I want to pull the blanket over my head and hide, want to grab my keys and drive to see him, but know I need to flat iron the damn piece of paper and see if I can live with the creases I can’t get out first.
Chapter 32
QUINLAN
I’ve showered.
At least I can add that to my list of accomplishments for the day. My head hurts from the significant quantity of wine and ice cream consumed last night. The problem is Hawkin’s ruined ice cream for me. Sitting there eating it straight from the container with Layla made me more depressed, which led to more wine, which led to more ice cream.
Thank God it’s the one day I don’t have to be on campus for class or TA sessions. I’ve made a resolution to throw myself into my thesis and not come up for air until I have the first draft completely finished to turn in on Friday.
I’m burying my head in the sand by getting up late, blaming it on the wine headache that’s no longer present, but I’m also pretending that I don’t remember that today is Hawke’s hearing and possible sentencing. I hate that I want to be there for him, hate that I’m still mad at him, hate that I am still falling deeper in love with him.
I guess it’s true when they say instead of overlooking faults, love sees through them and to the hidden parts inside. Whoever they are need to consider that it still sucks trying to figure your way around them.

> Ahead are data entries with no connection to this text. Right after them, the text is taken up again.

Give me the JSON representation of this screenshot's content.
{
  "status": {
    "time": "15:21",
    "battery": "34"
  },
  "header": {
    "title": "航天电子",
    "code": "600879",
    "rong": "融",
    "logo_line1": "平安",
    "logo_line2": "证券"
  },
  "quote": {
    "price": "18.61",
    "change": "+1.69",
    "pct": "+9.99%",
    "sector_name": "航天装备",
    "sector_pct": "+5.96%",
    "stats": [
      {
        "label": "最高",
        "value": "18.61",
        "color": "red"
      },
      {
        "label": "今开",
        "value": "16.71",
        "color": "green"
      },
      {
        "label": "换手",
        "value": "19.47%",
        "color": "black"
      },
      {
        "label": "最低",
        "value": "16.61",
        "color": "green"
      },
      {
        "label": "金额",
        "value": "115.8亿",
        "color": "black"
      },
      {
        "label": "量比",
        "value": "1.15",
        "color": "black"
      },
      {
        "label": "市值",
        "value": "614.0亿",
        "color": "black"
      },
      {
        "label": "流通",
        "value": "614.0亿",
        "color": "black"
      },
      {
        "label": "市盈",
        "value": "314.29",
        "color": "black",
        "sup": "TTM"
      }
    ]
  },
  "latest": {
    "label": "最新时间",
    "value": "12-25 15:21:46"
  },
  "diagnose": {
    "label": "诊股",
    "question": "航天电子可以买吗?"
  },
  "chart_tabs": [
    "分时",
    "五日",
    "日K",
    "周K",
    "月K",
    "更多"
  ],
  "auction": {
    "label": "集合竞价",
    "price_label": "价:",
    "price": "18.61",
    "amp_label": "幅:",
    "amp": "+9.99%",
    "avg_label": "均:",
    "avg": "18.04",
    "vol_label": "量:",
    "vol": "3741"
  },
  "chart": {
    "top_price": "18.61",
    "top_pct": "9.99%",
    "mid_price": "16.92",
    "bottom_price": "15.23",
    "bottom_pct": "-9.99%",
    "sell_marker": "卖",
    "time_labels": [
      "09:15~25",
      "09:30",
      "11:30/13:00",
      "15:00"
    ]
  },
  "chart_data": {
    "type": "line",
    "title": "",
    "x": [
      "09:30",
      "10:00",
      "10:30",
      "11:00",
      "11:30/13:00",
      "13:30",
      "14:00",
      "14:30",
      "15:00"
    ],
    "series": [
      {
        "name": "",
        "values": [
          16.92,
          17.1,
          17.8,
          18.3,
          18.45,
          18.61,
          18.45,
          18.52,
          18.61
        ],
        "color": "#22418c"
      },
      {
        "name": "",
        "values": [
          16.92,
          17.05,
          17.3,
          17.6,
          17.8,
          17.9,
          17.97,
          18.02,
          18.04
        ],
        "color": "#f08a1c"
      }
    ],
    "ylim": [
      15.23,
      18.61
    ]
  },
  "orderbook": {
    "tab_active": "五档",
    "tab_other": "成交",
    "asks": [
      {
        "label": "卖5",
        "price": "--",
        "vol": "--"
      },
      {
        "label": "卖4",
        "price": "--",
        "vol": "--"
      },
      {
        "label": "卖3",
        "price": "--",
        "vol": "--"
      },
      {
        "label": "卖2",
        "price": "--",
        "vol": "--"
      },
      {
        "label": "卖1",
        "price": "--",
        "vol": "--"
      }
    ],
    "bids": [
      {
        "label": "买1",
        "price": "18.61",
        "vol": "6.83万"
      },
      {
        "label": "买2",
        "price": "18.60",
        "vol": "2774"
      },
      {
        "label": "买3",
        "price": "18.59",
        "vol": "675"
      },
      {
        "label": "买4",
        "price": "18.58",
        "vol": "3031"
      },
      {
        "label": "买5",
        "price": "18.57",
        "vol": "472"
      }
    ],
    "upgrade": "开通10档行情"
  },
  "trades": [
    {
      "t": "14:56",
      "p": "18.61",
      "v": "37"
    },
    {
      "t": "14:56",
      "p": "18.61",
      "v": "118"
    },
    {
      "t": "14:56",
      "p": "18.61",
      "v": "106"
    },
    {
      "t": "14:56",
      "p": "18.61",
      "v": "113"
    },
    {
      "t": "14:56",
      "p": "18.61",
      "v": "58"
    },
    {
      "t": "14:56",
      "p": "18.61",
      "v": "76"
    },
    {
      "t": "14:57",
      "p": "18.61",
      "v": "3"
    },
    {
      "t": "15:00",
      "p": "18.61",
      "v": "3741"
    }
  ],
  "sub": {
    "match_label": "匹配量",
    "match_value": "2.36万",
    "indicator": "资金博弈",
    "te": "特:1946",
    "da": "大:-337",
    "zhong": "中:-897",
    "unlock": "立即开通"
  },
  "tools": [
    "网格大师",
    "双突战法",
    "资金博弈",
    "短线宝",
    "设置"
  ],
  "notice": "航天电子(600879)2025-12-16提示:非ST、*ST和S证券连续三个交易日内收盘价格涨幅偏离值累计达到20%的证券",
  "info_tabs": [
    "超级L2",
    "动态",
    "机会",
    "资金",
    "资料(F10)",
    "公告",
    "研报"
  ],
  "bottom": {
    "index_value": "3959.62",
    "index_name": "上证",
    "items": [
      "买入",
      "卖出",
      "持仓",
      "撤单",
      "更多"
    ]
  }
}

Colton’s brotherly advice won’t stop running an endless loop through my mind. Thoughts about trust and crumpled paper, being perfectly imperfect, and whether the risk to lay my heart on the line is worth it, consume my thoughts even as I pull out my research papers.
Focus, Westin. Focus.
The knock on my door pulls me from my scattered thoughts, and I immediately get my hopes up that it’s Hawkin while at the same time groaning because I don’t want it to be him. But wait, it can’t be him because he has a court hearing shortly. I don’t want to care, want to shut my mind off but know it’s no use. With my papers still perfectly neat and untouched, I head to the door wondering who is there.